Jacob Elordi always had an agenda.
Timothée Chalamet and Jacob Elordi are the two names currently dominating the conversation in the cinematic world. While both have undoubtedly sparked their fair share of recent media buzz, their paths in the industry could not be more divergent.
Timothée Chalamet might have a lot going for him at the moment, but perhaps the most notable thing about him that stands the test of time is his screen presence. He singlehandedly introduced the age of dandyism to the next generation of actors and redefined what it meant to be a leading man when he starred in Call Me By Your Name alongside Army Hammer, a classic hunk, and made his costar look invisible. There is something so delicate about the way he performs. Raw and honest, his performance does not exist to satisfy an archetype, making his characters unconventionally attractive.
But this is not to be confused with the cliche of the pure talent that would get discovered in some mall. Timothée Chalamet was born and raised in Manhattan. He attended the LaGuardia High School of Music & Art and Performing Arts, where he dated Madonna’s daughter. He is half-French and speaks the language publicly. He has been in training to become the actor of his generation his entire life.
Jacob Elordi, however, faced a different hand in the game. Born without the luxury of an artful upbringing, he had to rely on more traditional charms to kickstart his career. If we rolled back the clock two decades, Jacob would have absolutely smoked Timothée. Yet, in the current landscape, his innate masculine appeal fails to give him a leg up.
But let's strip away the external layers for a moment. Despite his vast knowledge of movies, Elordi grapples with a shortfall of conveying the vulnerability demanded by his craft for the acclaim he aspires to. He may be able to deliver the male version of the female range (re: Black Swan, Pearl, Midsommar) on screen without flaw. However, it seems as though his idolization of Old Hollywood may have led him to prioritize the allure of being an actor over the essence of acting itself.
While Elordi might not have what it takes to pull off a critically acclaimed performance, at least not yet, he has a sound understanding of what that looks like, which might be considered a talent on its own: The ability to recognize good art is as rare to come by as the ability to produce it.
In Hollywood, artistic finesse isn't the sole ticket to success. L.A teems with actors maneuvering careers sans film critique skills. Some fizzle out after two CW seasons, others soar to Blockbuster wealth.
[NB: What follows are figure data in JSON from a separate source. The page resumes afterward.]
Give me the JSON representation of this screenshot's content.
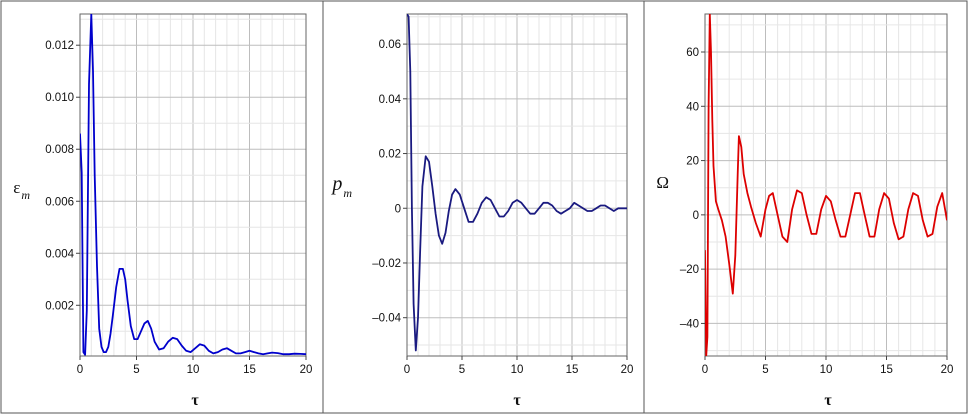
{
  "chart_data": [
    {
      "type": "line",
      "xlabel": "τ",
      "ylabel": "ε",
      "ylabel_sub": "m",
      "xlim": [
        0,
        20
      ],
      "ylim": [
        5e-05,
        0.0132
      ],
      "x_ticks": [
        0,
        5,
        10,
        15,
        20
      ],
      "x_tick_labels": [
        "0",
        "5",
        "10",
        "15",
        "20"
      ],
      "y_ticks": [
        0.002,
        0.004,
        0.006,
        0.008,
        0.01,
        0.012
      ],
      "y_tick_labels": [
        "0.002",
        "0.004",
        "0.006",
        "0.008",
        "0.010",
        "0.012"
      ],
      "grid": true,
      "line_color": "#0000cc",
      "series": [
        {
          "x": [
            0,
            0.15,
            0.3,
            0.45,
            0.6,
            0.8,
            1.0,
            1.15,
            1.3,
            1.5,
            1.7,
            1.9,
            2.1,
            2.3,
            2.5,
            2.7,
            2.9,
            3.2,
            3.5,
            3.8,
            4.0,
            4.2,
            4.5,
            4.8,
            5.1,
            5.4,
            5.7,
            6.0,
            6.3,
            6.6,
            7.0,
            7.4,
            7.8,
            8.2,
            8.6,
            9.0,
            9.4,
            9.8,
            10.2,
            10.6,
            11.0,
            11.4,
            11.8,
            12.2,
            12.6,
            13.0,
            13.4,
            13.8,
            14.2,
            14.6,
            15.0,
            15.4,
            15.8,
            16.2,
            16.6,
            17.0,
            17.5,
            18.0,
            18.5,
            19.0,
            19.5,
            20.0
          ],
          "y": [
            0.0086,
            0.0071,
            0.0002,
            0.0001,
            0.0018,
            0.0105,
            0.0132,
            0.011,
            0.007,
            0.0035,
            0.0011,
            0.0004,
            0.0002,
            0.0002,
            0.0004,
            0.0009,
            0.0016,
            0.0027,
            0.0034,
            0.0034,
            0.003,
            0.0022,
            0.0012,
            0.0007,
            0.0007,
            0.001,
            0.0013,
            0.0014,
            0.0011,
            0.0006,
            0.0003,
            0.00035,
            0.0006,
            0.00075,
            0.0007,
            0.00045,
            0.00025,
            0.0002,
            0.00035,
            0.0005,
            0.00045,
            0.00025,
            0.00015,
            0.0002,
            0.0003,
            0.00035,
            0.00025,
            0.00015,
            0.00015,
            0.0002,
            0.00025,
            0.0002,
            0.00015,
            0.00012,
            0.00015,
            0.00018,
            0.00016,
            0.00012,
            0.00012,
            0.00014,
            0.00013,
            0.00012
          ]
        }
      ]
    },
    {
      "type": "line",
      "xlabel": "τ",
      "ylabel": "p",
      "ylabel_sub": "m",
      "xlim": [
        0,
        20
      ],
      "ylim": [
        -0.054,
        0.071
      ],
      "x_ticks": [
        0,
        5,
        10,
        15,
        20
      ],
      "x_tick_labels": [
        "0",
        "5",
        "10",
        "15",
        "20"
      ],
      "y_ticks": [
        -0.04,
        -0.02,
        0,
        0.02,
        0.04,
        0.06
      ],
      "y_tick_labels": [
        "–0.04",
        "–0.02",
        "0",
        "0.02",
        "0.04",
        "0.06"
      ],
      "grid": true,
      "line_color": "#1a1a80",
      "series": [
        {
          "x": [
            0,
            0.15,
            0.3,
            0.45,
            0.6,
            0.8,
            1.0,
            1.2,
            1.4,
            1.7,
            2.0,
            2.3,
            2.6,
            2.9,
            3.2,
            3.5,
            3.8,
            4.1,
            4.4,
            4.8,
            5.2,
            5.6,
            6.0,
            6.4,
            6.8,
            7.2,
            7.6,
            8.0,
            8.4,
            8.8,
            9.2,
            9.6,
            10.0,
            10.4,
            10.8,
            11.2,
            11.6,
            12.0,
            12.4,
            12.8,
            13.2,
            13.6,
            14.0,
            14.4,
            14.8,
            15.2,
            15.6,
            16.0,
            16.4,
            16.8,
            17.2,
            17.6,
            18.0,
            18.4,
            18.8,
            19.2,
            19.6,
            20.0
          ],
          "y": [
            0.071,
            0.07,
            0.05,
            0.0,
            -0.035,
            -0.052,
            -0.04,
            -0.015,
            0.008,
            0.019,
            0.017,
            0.008,
            -0.002,
            -0.01,
            -0.013,
            -0.009,
            -0.001,
            0.005,
            0.007,
            0.005,
            0.0,
            -0.005,
            -0.005,
            -0.002,
            0.002,
            0.004,
            0.003,
            0.0,
            -0.003,
            -0.003,
            -0.001,
            0.002,
            0.003,
            0.002,
            0.0,
            -0.002,
            -0.002,
            0.0,
            0.002,
            0.002,
            0.001,
            -0.001,
            -0.002,
            -0.001,
            0.0,
            0.002,
            0.001,
            0.0,
            -0.001,
            -0.001,
            0.0,
            0.001,
            0.001,
            0.0,
            -0.001,
            0.0,
            0.0,
            0.0
          ]
        }
      ]
    },
    {
      "type": "line",
      "xlabel": "τ",
      "ylabel": "Ω",
      "xlim": [
        0,
        20
      ],
      "ylim": [
        -52,
        74
      ],
      "x_ticks": [
        0,
        5,
        10,
        15,
        20
      ],
      "x_tick_labels": [
        "0",
        "5",
        "10",
        "15",
        "20"
      ],
      "y_ticks": [
        -40,
        -20,
        0,
        20,
        40,
        60
      ],
      "y_tick_labels": [
        "–40",
        "–20",
        "0",
        "20",
        "40",
        "60"
      ],
      "grid": true,
      "line_color": "#dd0000",
      "series": [
        {
          "x": [
            0,
            0.1,
            0.2,
            0.3,
            0.4,
            0.5,
            0.6,
            0.7,
            0.9,
            1.1,
            1.4,
            1.7,
            2.0,
            2.3,
            2.5,
            2.7,
            2.8,
            3.0,
            3.2,
            3.5,
            3.8,
            4.2,
            4.6,
            5.0,
            5.3,
            5.6,
            6.0,
            6.4,
            6.8,
            7.2,
            7.6,
            8.0,
            8.4,
            8.8,
            9.2,
            9.6,
            10.0,
            10.4,
            10.8,
            11.2,
            11.6,
            12.0,
            12.4,
            12.8,
            13.2,
            13.6,
            14.0,
            14.4,
            14.8,
            15.2,
            15.6,
            16.0,
            16.4,
            16.8,
            17.2,
            17.6,
            18.0,
            18.4,
            18.8,
            19.2,
            19.6,
            20.0
          ],
          "y": [
            -13,
            -52,
            -45,
            40,
            74,
            60,
            35,
            18,
            5,
            2,
            -2,
            -8,
            -18,
            -29,
            -15,
            15,
            29,
            25,
            15,
            8,
            3,
            -3,
            -8,
            2,
            7,
            8,
            0,
            -8,
            -10,
            2,
            9,
            8,
            0,
            -7,
            -7,
            2,
            7,
            5,
            -2,
            -8,
            -8,
            0,
            8,
            8,
            0,
            -8,
            -8,
            2,
            8,
            6,
            -3,
            -9,
            -8,
            2,
            8,
            7,
            -2,
            -8,
            -7,
            3,
            8,
            -2
          ]
        }
      ]
    }
  ]
}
Recall a Chris Pratt or Ryan Reynolds performance that truly resonated? Yeah, neither can they. Yet, their charm thrives in clever tweets and brand deals, safeguarding their relevance.
Instead of venturing into entrepreneurial endeavors to cash out on his fame, Elordi took an old-school approach to crafting his image. He wanted people to know he was different from his peers. Jacob and his team worked tirelessly to draft a version of him to mimic the actor he aspires to be recognized as, and there is something to be said about that perseverance.*
He carried a retro film camera on his first very publicly captured date with Zendaya and bashed the tween movies he made early in his career at every opportunity. He strategically dated his way through the industry and carefully stirred the pot with culturally relevant topics such as the exploitation of male actors.
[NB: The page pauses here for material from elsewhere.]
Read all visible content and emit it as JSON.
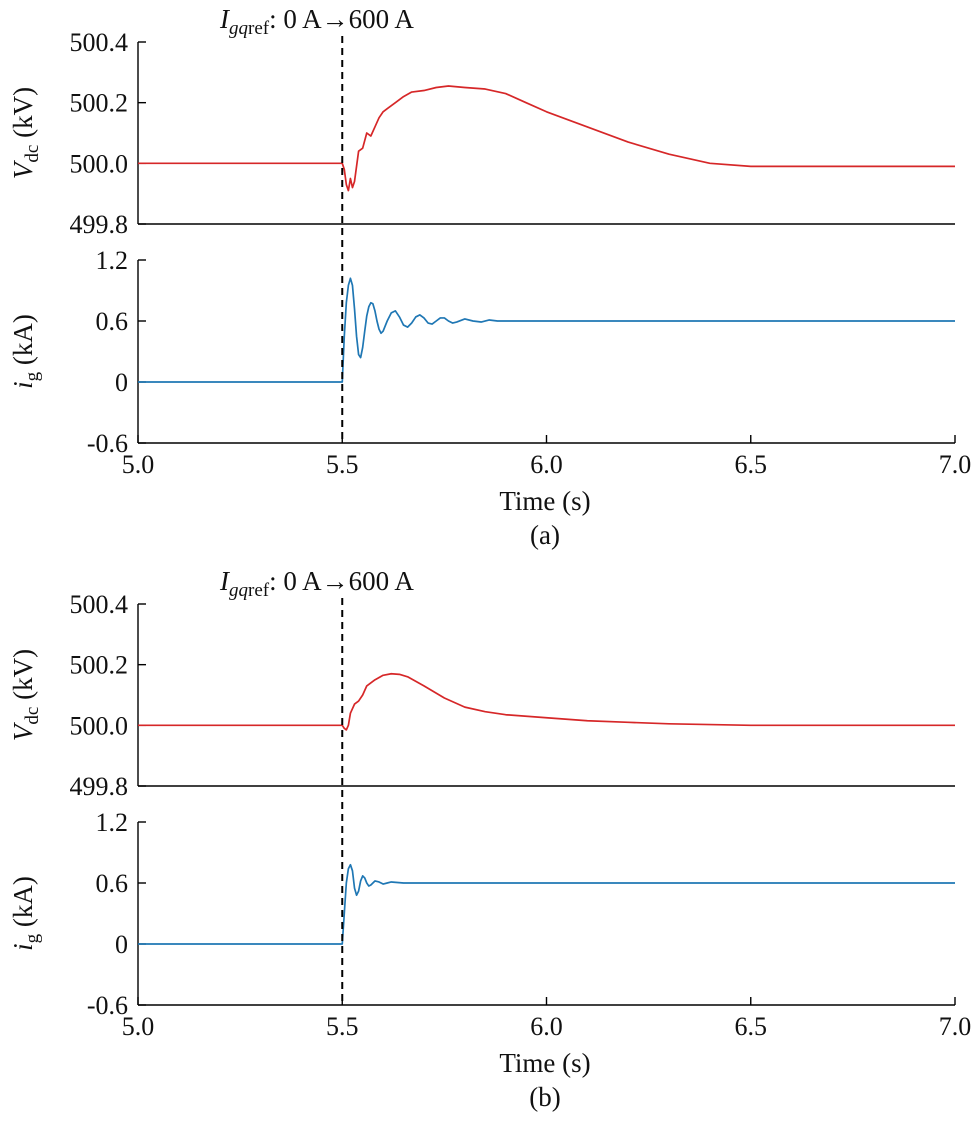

Elordi radically challenged the Aussie-Hemsworth-brother stereotype he otherwise would have been grouped with from every angle. Which worked, but his master plan of becoming “the actor” did not quite land immediately. Over the years, most of these efforts either confused people, labeled him pretentious, or went unnoticed altogether.
But they eventually paid off. Elordi’s last two projects, Priscilla and Salt Burn, were the absolute tipping points of his quest for a career. He got his name associated with Sophia Coppola and an indie thriller about aristocratic greed and, somehow, managed to line up the releases of these highly anticipated female-directed movies back to back in the same calendar year. Checkmate.
Despite starring in these anticipated productions, the fact that Elordi continues to play the eye-candy, just in a more avant-garde way, might be the best punchline of it all.
*I write this in the most sincere and least satirical way possible.